И вообще, недоумевал менеджер нововведений, откуда у тебя в голове этот лай взялся? Если уж хочется оригинальничать за счет «ПиарИмперии», выбирай что-либо попроще и подешевле, не столь серийное. Твой бывший сосед по офисной клетке занялся вот, например, нетрадиционными ритуальными мероприятиями и сразу пошел в рост. Мемориалы у нас ширятся, склепы растут, а традиционно лежать как-то скучновато. Светящиеся в ночи эпитафии делают погост не таким и гнетущим. Привилегированные кладбища выглядят теперь подобием веселых зарекламленных улиц, вызывают правильные ассоциации. А поминки с виновником торжества, вертикально замороженным в ледяном столбе, и погребение в нашем морозильнике с гарантией воскрешения при условии исправного поступления сумм на счет? «Пиар-Империя» славится оригинальным, эксклюзивным, персональным товаром для избранных персон, а не массовым лаем, за который ты ратуешь. Ещё хуже поступила офисная переводчица, дословно расшифровав иностранному инвестору название новой обуви как «ссученные ноги».
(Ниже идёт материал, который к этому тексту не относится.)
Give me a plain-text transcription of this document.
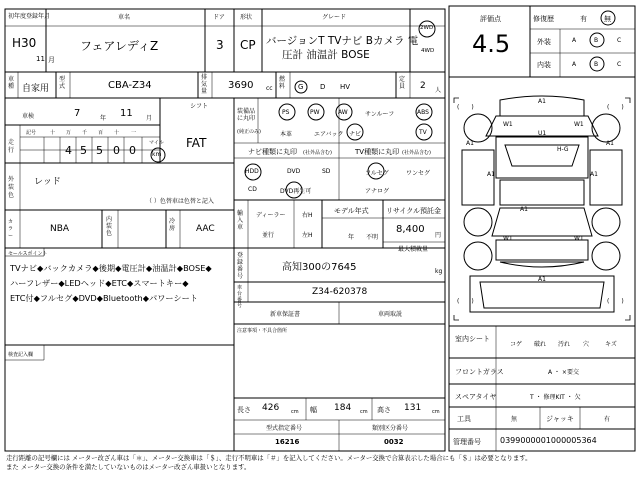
初年度登録年月
H30
11 月
車名
フェアレディZ
ドア
3
形状
CP
グレード
バージョンT TVナビ Bカメラ 電
圧計 油温計 BOSE
2WD
4WD
車種 自家用
型式	CBA-Z34
排気量
3690 cc
燃料	G D HV
定員	2 人
車検	7	年 11 月
シフト
FAT
走行
記号	十 万 千 百 十 一
4 5 5 0 0
マイル
km
外装色
レッド
（ ）色替車は色替と記入
カラー
NBA
内装色
冷房	AAC
セールスポイント
TVナビ◆バックカメラ◆後期◆電圧計◆油温計◆BOSE◆
ハーフレザー◆LEDヘッド◆ETC◆スマートキー◆
ETC付◆フルセグ◆DVD◆Bluetooth◆パワーシート
検査記入欄
装備品に丸印
(純正のみ)
PS	PW	AW	サンルーフ	ABS
本革	エアバック ナビ	TV
ナビ種類に丸印 (社外品含む)
HDD	DVD	SD
CD	DVD再生可
TV種類に丸印 (社外品含む)
フルセグ	ワンセグ
アナログ
輸入車
ディーラー
並行
右H
左H
モデル年式
年 不明
リサイクル預託金
8,400
円
最大積載量
kg
登録番号
高知300の7645
車台番号
Z34-620378
新車保証書	車両取説
注意事項・不具合箇所
長さ 426 cm 幅 184 cm 高さ 131 cm
型式指定番号
16216
類別区分番号
0032
評価点
4.5
修復歴	有 無
外装	A	B	C
内装	A	B	C
A1
W1	W1
A1	A1
U1
A1	A1
A1
W1	W1
A1
H-G
(　　)	(　　)
(　　)	(　　)
室内シート
コゲ 破れ 汚れ 穴	キズ
フロントガラス	A ・ ×要交
スペアタイヤ	T ・ 修理KIT ・ 欠
工具	無	ジャッキ	有
管理番号 0399000001000005364
走行距離の記号欄には メーター改ざん車は「＊」、メーター交換車は「＄」、走行不明車は「＃」を記入してください。メーター交換で合算表示した場合にも「＄」は必要となります。
また メーター交換の条件を満たしていないものはメーター改ざん車扱いとなります。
«Вы задумывались, насколько наши собаки отличаются от нас?» – вообще-то все началось с этого вопроса, висящего на стене вагона метро в рекламе сучьей

пищи. Самые важные проблемы часто прыгали на тебя прямо из рекламы и подолгу оставались в голове. Те самые, от решения которых зависит весь смысл жизни. Именно поэтому ты и устроился в «ПиарИмперию». Чтобы самому их формулировать.

Лая ты наслушался в «Приюте нуждающейся живности», как называли его устроители-старики. Провел там весь зимний отпуск. Живность нуждалась на месте того самого села, где поэт Александр Блок отличал на слух, сколько косарей машет лезвиями на заливном лугу. Или думал, что отличает.

Ходили за «котями-пёсями» сплошь преклонные бабули. Ты жил там как одно из животных, настолько был неуместен как человек, и конечно же потом на работе, ни соседу по офисной клетке, ни вышеэтажным менеджерам ничего не рассказывал, иначе, верняк, уличили бы в модной дебиломании: тяге к дефективным компаниям, нездоровой прихоти, электризующей многим кровь. Хотя среди тех старух, собачниц и кошатниц, плюс пара деданов, источенных жизнью охотников, явно психических не помнишь. Просто они очень долго провели в своем тявкающем, рычащем, мяучащем, кусачем—царапучем блошином царстве, не умирали. Отвыкнув от человечьей речи, нередко обходились звукоподражанием или жестом. Чтобы слушать их, приходилось приноравливаться, кивать, терпеть, смекать. Особенно когда волновались. А волновала их чаще прочего Особь: «та, да не та, вот эта, ну которая там, тогда уже», – называли они её. С первого вопроса ты больше ничего не узнал.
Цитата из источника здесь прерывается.